Wednesday, January 7, 2009

My Story

Wednesday, January 7, 2009
Well...after much thought about putting this on the internet here it goes...

My name is Alicia and I am almost 26yrs old. My whole life I had been what people call "good shaped." I was a perfect size 5...I had a great set of boobs that are real (DD) and an awesome ass. However, my weight fluctuated from about 140-150. Alot of people think oh that's big for my 5 ft 1 in stature but it wasnt. I was perfectly portioned with my butt & boobs. If I ever wanted to lose a few lbs I would just miss a meal or two and that always worked. I was very athletic so I had a good metabolism. I never had weight problems when I was in school.

I got married at 20 and had a baby at 21. I will tell you upfront that I am naive. I honestly thought that all the weight that I gained I would lose shortly after I had my baby. Thinking this I gained sixty lbs during my pregnancy. I could miss some meals and lose it all and maybe then some. Yeah right! Ok so if you have done the math already when I gave birth I weighed 210lbs!!! I was shocked. But still I thought I could lose it. I breast fed my child and lost maybe 5-10lbs. Oh dont let me forget to tell you that my daughter weighed in at 8 lbs 10oz. What a ham! So I think after a few months I weighed maybe 190-195 and was content with that until I could really jump in it and try to lose weight. Well my daughter will be 5 next week and I now weigh 240lbs. Needless to say I didnt lose any weight but found it and then some.

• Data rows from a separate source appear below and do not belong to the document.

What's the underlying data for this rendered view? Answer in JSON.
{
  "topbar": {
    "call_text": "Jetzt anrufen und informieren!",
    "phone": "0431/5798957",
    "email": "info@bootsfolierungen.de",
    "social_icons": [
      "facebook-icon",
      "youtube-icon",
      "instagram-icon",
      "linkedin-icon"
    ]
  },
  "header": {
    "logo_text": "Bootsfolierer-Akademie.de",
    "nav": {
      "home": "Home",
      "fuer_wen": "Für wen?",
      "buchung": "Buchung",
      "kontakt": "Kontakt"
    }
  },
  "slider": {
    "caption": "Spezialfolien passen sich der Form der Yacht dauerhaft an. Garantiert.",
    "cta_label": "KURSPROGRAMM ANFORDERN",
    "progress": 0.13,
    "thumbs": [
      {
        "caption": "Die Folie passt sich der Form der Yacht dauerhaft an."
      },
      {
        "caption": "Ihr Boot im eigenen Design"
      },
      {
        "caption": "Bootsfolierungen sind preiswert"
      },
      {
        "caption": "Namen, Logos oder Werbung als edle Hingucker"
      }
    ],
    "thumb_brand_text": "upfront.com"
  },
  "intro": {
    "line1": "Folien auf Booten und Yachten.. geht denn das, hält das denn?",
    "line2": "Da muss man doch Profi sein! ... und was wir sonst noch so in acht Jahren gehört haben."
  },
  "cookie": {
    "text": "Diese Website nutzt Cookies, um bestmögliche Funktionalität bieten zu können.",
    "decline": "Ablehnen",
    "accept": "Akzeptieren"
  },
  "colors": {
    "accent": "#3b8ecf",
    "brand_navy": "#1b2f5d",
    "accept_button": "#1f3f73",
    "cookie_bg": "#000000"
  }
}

Over the years I have not been active. I worked for a doctors office that had lunch catered in everyday and if not we would always had fast food. Oh yes...fast food is my downfall. Plus my husband is very picky at what eats (no veggies, I am serious) and my daughter has taken to the same habits. So with this I hardly ever cook. We always eat out or have things that are just not healthy. These are my excuses. But I am to the point where there are no more excuses. I have to do something about it.

This will be my weight loss story. I need encouraging and I need support. My husband is both but I have said that I am dieting so many times and have obviously have not been successful that I am tired of talking to him about it. I do feel though he is happy with me the way I am but I have joked with him about him being happier if I were "skinny" and his response one time shocked me. He told me he loved me no matter what but he felt that I would be happy with myself if I lost the weight. He really brought it to my attention about how unhappy I was with myself (and still am). I was always trying to make him happy (and he was) and never thought about myself. Well 2009 will be about me. I am going to lose the weight and YOU are going to be my support. Stay tuned for my goals...

3 comments:

Mandy Hornbuckle

Good for you, Alicia!! I know you can do it! I'm finding the same things true for me - I've always been in great shape without any work at all, but now I work in an office instead of walking around on a university campus all day and it's definitely changed my metabolism. So now I'm working out, and I'm actually LIKING IT! It's shocking, almost, because I always HATED working out. But I want to be healthy, I don't want to end up with blood clots, heart disease, or diabetes. I want to conceive and birth kids easily when the time's right and keep them healthy too. Let's do this thing!!!

I'll be reading!! You'll do great!

the smiling fat girl

I will be your buddy; you be mine. K?

erin

hey i just saw your comment on blurayn's post about losing weight. when i was reading your story i felt like i was reading my bio! i'm 26, got married when i was 20, and had my daughter when i was 21. i had another baby a year and a half ago and so i have baby baby fat to lose! i think i've gained 50-60 pounds since i got married, so i'm attempting to do this with april too. good luck... God is bigger than your weight and can help you do anything!